本发明的另一个目的是通过消除来自Reed-Solomon编码器的不必要奇偶码元的传输,提高有效传输数据速率。通过接收的Reed-Solomon码字的早期译码,接收机可以将信号发送到发射机,确认正确接收到了码字,并请求从发送中去除该码字的未来的奇偶码元。发射机可以通过从进一步的编码中去除奇偶码元来为该请求服务,或继续对奇偶码元进行卷积编码,但阻止相应于那些奇偶码元的编码位的发送。另外,发射机也可以在相应于这些奇偶码元的时间内关断。动作的选择取决于系统的要求和实施的复杂性。

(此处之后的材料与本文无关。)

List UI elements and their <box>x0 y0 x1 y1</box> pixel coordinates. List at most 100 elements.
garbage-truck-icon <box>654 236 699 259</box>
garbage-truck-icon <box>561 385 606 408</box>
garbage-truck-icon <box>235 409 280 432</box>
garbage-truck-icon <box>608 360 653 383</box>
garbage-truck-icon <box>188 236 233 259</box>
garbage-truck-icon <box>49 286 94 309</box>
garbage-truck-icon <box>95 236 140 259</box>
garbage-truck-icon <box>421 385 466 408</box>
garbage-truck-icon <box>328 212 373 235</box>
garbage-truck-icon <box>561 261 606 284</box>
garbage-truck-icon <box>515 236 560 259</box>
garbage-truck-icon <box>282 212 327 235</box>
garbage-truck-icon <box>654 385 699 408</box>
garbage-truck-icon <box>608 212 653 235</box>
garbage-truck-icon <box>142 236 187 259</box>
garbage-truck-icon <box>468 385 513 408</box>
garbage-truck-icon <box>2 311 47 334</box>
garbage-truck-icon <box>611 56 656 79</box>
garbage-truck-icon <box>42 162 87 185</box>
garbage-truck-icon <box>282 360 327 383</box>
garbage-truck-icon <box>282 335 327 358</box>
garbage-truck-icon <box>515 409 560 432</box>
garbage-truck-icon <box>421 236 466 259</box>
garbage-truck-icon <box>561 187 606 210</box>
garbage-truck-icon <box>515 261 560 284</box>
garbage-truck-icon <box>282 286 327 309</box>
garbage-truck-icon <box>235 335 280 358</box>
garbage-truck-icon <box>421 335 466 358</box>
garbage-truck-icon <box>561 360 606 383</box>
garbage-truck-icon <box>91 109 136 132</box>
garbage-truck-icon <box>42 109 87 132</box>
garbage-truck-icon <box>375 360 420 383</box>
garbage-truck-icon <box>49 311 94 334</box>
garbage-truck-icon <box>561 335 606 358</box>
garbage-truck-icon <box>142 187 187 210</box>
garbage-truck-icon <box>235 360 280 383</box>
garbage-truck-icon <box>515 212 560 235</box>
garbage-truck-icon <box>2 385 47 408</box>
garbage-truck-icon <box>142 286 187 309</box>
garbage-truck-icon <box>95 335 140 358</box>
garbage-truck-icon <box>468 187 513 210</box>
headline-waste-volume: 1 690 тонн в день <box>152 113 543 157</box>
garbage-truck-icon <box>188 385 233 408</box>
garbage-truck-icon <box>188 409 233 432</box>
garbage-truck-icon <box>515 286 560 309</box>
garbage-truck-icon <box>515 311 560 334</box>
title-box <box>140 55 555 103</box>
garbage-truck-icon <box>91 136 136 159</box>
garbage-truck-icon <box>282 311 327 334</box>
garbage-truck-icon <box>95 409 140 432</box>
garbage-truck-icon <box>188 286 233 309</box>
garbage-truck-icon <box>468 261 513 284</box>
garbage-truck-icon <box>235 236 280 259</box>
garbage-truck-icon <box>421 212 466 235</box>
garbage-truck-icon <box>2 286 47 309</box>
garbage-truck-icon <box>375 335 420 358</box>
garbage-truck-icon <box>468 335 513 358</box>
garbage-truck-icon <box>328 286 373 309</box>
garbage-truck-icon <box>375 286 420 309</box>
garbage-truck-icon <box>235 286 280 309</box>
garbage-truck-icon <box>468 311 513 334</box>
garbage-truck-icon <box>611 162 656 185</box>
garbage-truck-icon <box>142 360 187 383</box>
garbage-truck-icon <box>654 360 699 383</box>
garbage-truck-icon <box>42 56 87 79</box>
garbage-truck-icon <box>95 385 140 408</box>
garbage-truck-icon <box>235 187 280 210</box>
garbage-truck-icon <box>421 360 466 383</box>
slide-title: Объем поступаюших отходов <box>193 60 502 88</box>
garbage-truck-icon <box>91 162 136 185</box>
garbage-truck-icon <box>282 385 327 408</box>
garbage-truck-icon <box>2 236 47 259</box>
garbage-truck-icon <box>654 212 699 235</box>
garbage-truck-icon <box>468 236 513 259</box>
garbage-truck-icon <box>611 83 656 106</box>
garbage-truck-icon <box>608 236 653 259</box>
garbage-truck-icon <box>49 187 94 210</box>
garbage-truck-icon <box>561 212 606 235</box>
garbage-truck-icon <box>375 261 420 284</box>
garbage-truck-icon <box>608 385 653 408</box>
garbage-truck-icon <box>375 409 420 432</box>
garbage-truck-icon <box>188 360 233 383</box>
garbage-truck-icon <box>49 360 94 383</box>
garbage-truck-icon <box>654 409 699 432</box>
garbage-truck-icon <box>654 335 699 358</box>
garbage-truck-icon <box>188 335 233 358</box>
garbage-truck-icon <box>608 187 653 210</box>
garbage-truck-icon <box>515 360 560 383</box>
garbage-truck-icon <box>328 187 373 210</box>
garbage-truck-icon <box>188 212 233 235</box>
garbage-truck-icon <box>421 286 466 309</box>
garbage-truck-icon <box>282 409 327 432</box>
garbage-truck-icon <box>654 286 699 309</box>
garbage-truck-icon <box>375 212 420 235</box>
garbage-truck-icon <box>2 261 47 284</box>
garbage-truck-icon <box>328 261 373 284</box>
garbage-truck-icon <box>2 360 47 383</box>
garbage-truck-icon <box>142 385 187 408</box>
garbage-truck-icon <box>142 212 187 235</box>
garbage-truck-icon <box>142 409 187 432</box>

参阅以下的说明、描述权利要求书和附图,将会更清楚地理解本发明的上述及其他目的、特征和优点。
附图简述
下面通过附图对本发明的详细描述,读者将会更清楚地理解本发明的特征、目的和优点,图中,相同的标号表示的意义相同。其中:
图1是数字传输系统的方框图;
图2是编码器的方框图;
图3是可变速率Reed-Solomon编码器的方框图;
图4是可变速率Reed-Solomon编码器后的第一个交错器的图;
图5是译码器的方框图;
图6是可变速率Reed-Solomon译码器前的第二个解交错器的图;
图7是可变速率Reed-Solomon译码器的方框图;
图8是Reed-Solomon译码器的方框图;
图9是比率(7,3),GF(23)Reed-Solomon编码器的图;
图10是Reed-Solomon校正子计算器的图;
图11是比率1/2,K=3卷积编码器的图;
图12是比率1/2,K=3卷积编码器的格网图;
图13是维特比译码器的方框图;
图14是速率1/2,K=3维特比译码器的格网图;
图15是维特比译码器的路径存储器的图。
较佳实施例的详细描述
将要用在本发明中的Reed-Solomon的特点是有时即使是在已经接收到相应于码字的所有码元前可以完成译码。下面的讨论显示这样的情况是怎么会发生的。尽管讨论中采用的是特定类型的译码器,但只要译码器具有相同的特性并且是在本发明的范围内,就可以采用其他类型的译码器。该典型实施例中,首先接收到的是相应于该数据的k个码元,相应于奇偶码元的n-k个码元是最后接收到的。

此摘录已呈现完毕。